Широта и глубина «Тихого Дона», художественное совершенство романа-эпопеи, беспрецедентны в советской литературе и не имеют в ней аналогов. В произведении гармонично, естественно переплелись черты эпопеи, посвященной событиям, важным для всего народа, и черты социально-психологического романа, повествующего о судьбе человека; значимость романического замысла, его относительная самостоятельность в структуре эпического целого проявляется также в пристальном внимании Шолохова к таким ситуациям в жизни героев, которые открывают возможность обращения к экзистенциальным темам жизни и смерти, добра и зла.

Роман-эпопея А.Толстого «Хождение по мукам»: тематика, проблематика, сюжетно-композиционное своеобразие трилогии. Работа над эпопеей продлилась более двадцати лет: первую часть трилогии – роман «Сестры»[66] - А.Толстой писал в 1919-1921 годах, вторую часть «Восемнадцатый год» - в 1927-1928 годах и третью – «Хмурое утро»- в 1930-1941 годах. В «Хождении по мукам» встают стержневые для А.Толстого вопросы: куда и как движется история, что ждет Россию, какая роль принадлежит воле отдельного человека в главном движении эпохи? В отличие от эпопеи «Тихий Дон» М.Шолохова, где революция преломляется через исторический опыт донского казачества, со всей вытекающей отсюда своеобычностью характеров, драм и проблем, А.Толстой выбирает иной угол зрения: в центре его эпопеи - обыкновенный человек. Это произведение об «обывателях» (по А.Толстому), простых русских людях, не привязанных жестко к одному социальному слою и тем более к одной социально-политической идеологии, о русских людях вообще. Толстой всегда возражал, когда его трилогию воспринимали, руководствуясь самыми лучшими побуждениями, как роман о судьбах русской интеллигенции в революции – подобная классово-социальная определенность чрезвычайно претила ему[67].

Другой особенностью «Хождения по мукам» является то, что в трилогии отражен личный духовный А.Толстого, пережитая им самим драма потерянной и вновь обретенной Родины. В трех частях трилогии, написанных в разные годы, запечатлено изменение взглядов художника на революцию, на человеческую личность, на роль и назначение искусства в современную ему эпоху. Изменения в мировоззрении писателя повлияли, разумеется, на развитие общего замысла трилогии и определили жанровые и композиционные особенности входящих в нее романов.
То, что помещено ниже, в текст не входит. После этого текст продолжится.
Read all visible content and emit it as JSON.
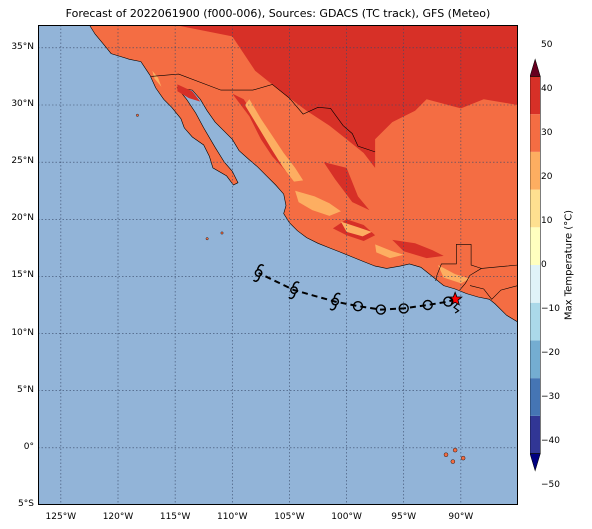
{
  "title": "Forecast of 2022061900 (f000-006), Sources: GDACS (TC track), GFS (Meteo)",
  "map": {
    "lon_range": [
      -127,
      -85
    ],
    "lat_range": [
      -5,
      37
    ],
    "gridlines": "dotted",
    "lat_ticks": [
      {
        "value": 35,
        "label": "35°N"
      },
      {
        "value": 30,
        "label": "30°N"
      },
      {
        "value": 25,
        "label": "25°N"
      },
      {
        "value": 20,
        "label": "20°N"
      },
      {
        "value": 15,
        "label": "15°N"
      },
      {
        "value": 10,
        "label": "10°N"
      },
      {
        "value": 5,
        "label": "5°N"
      },
      {
        "value": 0,
        "label": "0°"
      },
      {
        "value": -5,
        "label": "5°S"
      }
    ],
    "lon_ticks": [
      {
        "value": -125,
        "label": "125°W"
      },
      {
        "value": -120,
        "label": "120°W"
      },
      {
        "value": -115,
        "label": "115°W"
      },
      {
        "value": -110,
        "label": "110°W"
      },
      {
        "value": -105,
        "label": "105°W"
      },
      {
        "value": -100,
        "label": "100°W"
      },
      {
        "value": -95,
        "label": "95°W"
      },
      {
        "value": -90,
        "label": "90°W"
      }
    ],
    "ocean_color": "#92b4d8",
    "storm_track": {
      "current_position": {
        "lon": -90.5,
        "lat": 13.0
      },
      "points": [
        {
          "lon": -90.5,
          "lat": 13.0,
          "marker": "star"
        },
        {
          "lon": -91.1,
          "lat": 12.8,
          "marker": "circle"
        },
        {
          "lon": -92.9,
          "lat": 12.5,
          "marker": "circle"
        },
        {
          "lon": -95.0,
          "lat": 12.2,
          "marker": "circle"
        },
        {
          "lon": -97.0,
          "lat": 12.1,
          "marker": "circle"
        },
        {
          "lon": -99.0,
          "lat": 12.4,
          "marker": "circle"
        },
        {
          "lon": -101.0,
          "lat": 12.8,
          "marker": "hurricane"
        },
        {
          "lon": -104.6,
          "lat": 13.8,
          "marker": "hurricane"
        },
        {
          "lon": -107.7,
          "lat": 15.3,
          "marker": "hurricane"
        }
      ],
      "marker_colors": {
        "star": "#ff0000",
        "track": "#000000"
      }
    }
  },
  "colorbar": {
    "label": "Max Temperature (°C)",
    "levels": [
      -50,
      -40,
      -30,
      -20,
      -10,
      0,
      10,
      20,
      30,
      40,
      50
    ],
    "tick_labels": [
      "50",
      "40",
      "30",
      "20",
      "10",
      "0",
      "−10",
      "−20",
      "−30",
      "−40",
      "−50"
    ],
    "colors": [
      "#313695",
      "#4575b4",
      "#74add1",
      "#abd9e9",
      "#e0f3f8",
      "#ffffbf",
      "#fee090",
      "#fdae61",
      "#f46d43",
      "#d73027",
      "#a50026"
    ],
    "extend": "both"
  }
}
Роман «Сестры» был написан А.Толстым в эмиграции (где он находился с 1919 по 1923 год, в Париже, затем в Берлине), полностью роман был опубликован в 1921 году, отдельным изданием вышел в 1922 году в Берлине. Время ее действия протяженнее, чем в последующих книгах трилогии: начинается роман с предвоенных событий 1914 года, действие заканчивается в ноябре 1917 года, таким образом здесь представлена широкая и многоплановая картина российской действительности в период между началом Первой мировой войны и кануном Октябрьской революции. В советском литературоведении первую книгу трилогии «Сестры» называли «камерным» произведением, ограниченным рамками «семейно-бытового» романа[68] и «романом о судьбах революционной Родины», вышедшим за рамки «семейного» романа[69]; по мнению одного из современных исследователей, именно «Сестры» является лучшим в художественном отношении романом трилогии[70].

Название «Сестры» не дисгармонирует с текстом: в центре сюжета – две молодые женщины, Катя и Даша Булавины, описанные с истинно человечным сочувствием и авторской симпатией. И сестры Булавины, и их избранники – не выдающиеся, даже не талантливые, не одаренные в чем-то (как Григорий Мелехов в «Тихом Доне» М.Шолохова), а обыкновенные хорошие люди. Самый цельный из них, Иван Телегин, до знакомства с будущей женой «влюблялся раз шесть», в 5-й главе автор рассказывает об этом не без добродушной улыбки; однако с самого начала А.Толстой выделяет в своем герое главное – душевное здоровье и человечность: не случайно Телегин введен в роман с нарочито обыденной фразой – об обыкновенном (угощая Дашу чаем на вечере футуристов, Иван Ильич говорит: «И чай, и колбаса у нас обыкновенные, хорошие»). С помощью подобных деталей сразу же выделяется лейтмотив образа инженера Телегина, мотив ценности реального, «обыденного», надежного, душевно здорового, не тронутого петербургским «чадом». Так же, как и Телегин, сестры Булавины – натуры внутренне подвижные, беспокойные духом, но отчасти захваченные модным «духом разрушения». Екатерина Дмитриевна лишь на другой день после случившейся супружеской измены «горько заплакала о том, что Алексей Алексеевич Бессонов… в полночь завез ее на лихом извозчике в загородную гостиницу и там, не зная, не любя, не чувствуя ничего, что было у нее близкого и родного, омерзительно и не спеша овладел ею так, будто она была куклой…» (гл. 4). Даша, встретив в Крыму Бессонова, уговаривает себя: «Люблю одного Ивана Ильича…Люблю, люблю Ивана Ильича. С ним чисто, свежо, радостно…Выйду за него замуж» (гл. 13), а когда любимый Иван Ильич вернулся из плена, она, охваченная противоречивыми чувствами, говорит сестре: «Катя, ты пойми, я даже и не рада, мне только страшно…» (гл. 30). Любимые герои А.Толстого далеко не идеальны хотя бы потому, что принадлежат своей эпохе, несущей в себе разрушительное начало.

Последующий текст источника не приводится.